In a feedforward neural network, the inputs are fed directly to the outputs via a series of weights.
What purpose do the weights serve, and how are they significant in this neural network?
In a feedforward neural network, the inputs are fed directly to the outputs via a series of weights.
What purpose do the weights serve, and how are they significant in this neural network?
You described a single-layer feedforward network. They can have multiple layers. The significance of the weights is that they make a linear transformation from the output of the previous layer and hand it to the node they are going to. To say it more simplistically, they specify how important (and in what way: negative or positive) is the activation of node they are coming from to activating the node they are going to.
In your example, since there is only one layer (a row of input nodes and a row of output nodes) it is easy to explain what each node represents. However in multi-layer feedforward networks they can become abstract representations which makes it difficult to explain them and therefore explain what the weights that come to them or go out of them represent.
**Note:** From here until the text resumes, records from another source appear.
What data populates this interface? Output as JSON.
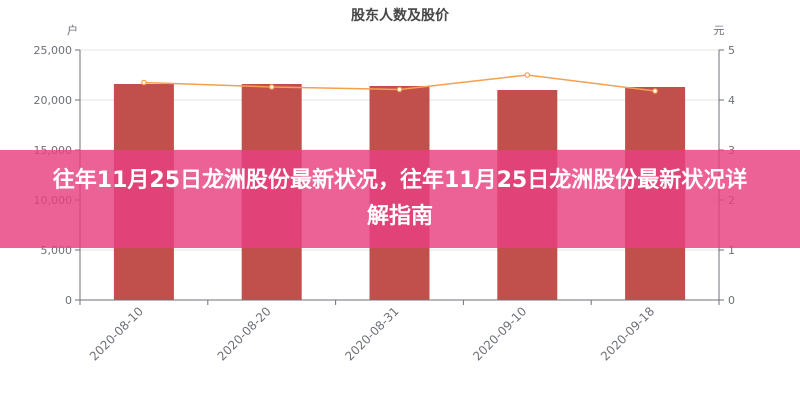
{
  "chart_data": {
    "type": "bar",
    "title": "股东人数及股价",
    "categories": [
      "2020-08-10",
      "2020-08-20",
      "2020-08-31",
      "2020-09-10",
      "2020-09-18"
    ],
    "series": [
      {
        "name": "",
        "type": "bar",
        "axis": "left",
        "values": [
          21600,
          21600,
          21400,
          21000,
          21300
        ]
      },
      {
        "name": "",
        "type": "line",
        "axis": "right",
        "values": [
          4.35,
          4.26,
          4.21,
          4.5,
          4.18
        ]
      }
    ],
    "y_left": {
      "unit": "户",
      "min": 0,
      "max": 25000,
      "ticks": [
        "0",
        "5,000",
        "10,000",
        "15,000",
        "20,000",
        "25,000"
      ]
    },
    "y_right": {
      "unit": "元",
      "min": 0,
      "max": 5,
      "ticks": [
        "0",
        "1",
        "2",
        "3",
        "4",
        "5"
      ]
    },
    "grid": true,
    "colors": {
      "bar": "#c1504d",
      "line": "#f4a04e"
    }
  },
  "overlay": {
    "text": "往年11月25日龙洲股份最新状况，往年11月25日龙洲股份最新状况详解指南"
  }
}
Another way of thinking about it is that they describe hyperplanes in the space of the output of the previous node layer. If each output from the previous layer represents a point in space, a hyperplane decides which part of the space should give a positive value to the plane's corresponding node in the next layer and which part should give a negative input to it. It actually cuts that space into two halves. If you consider the input space of a multi-layer feedforward network, the weights of the first layer parametrize hyperplanes, however in the next layers they can represent non-linear surfaces in the input space.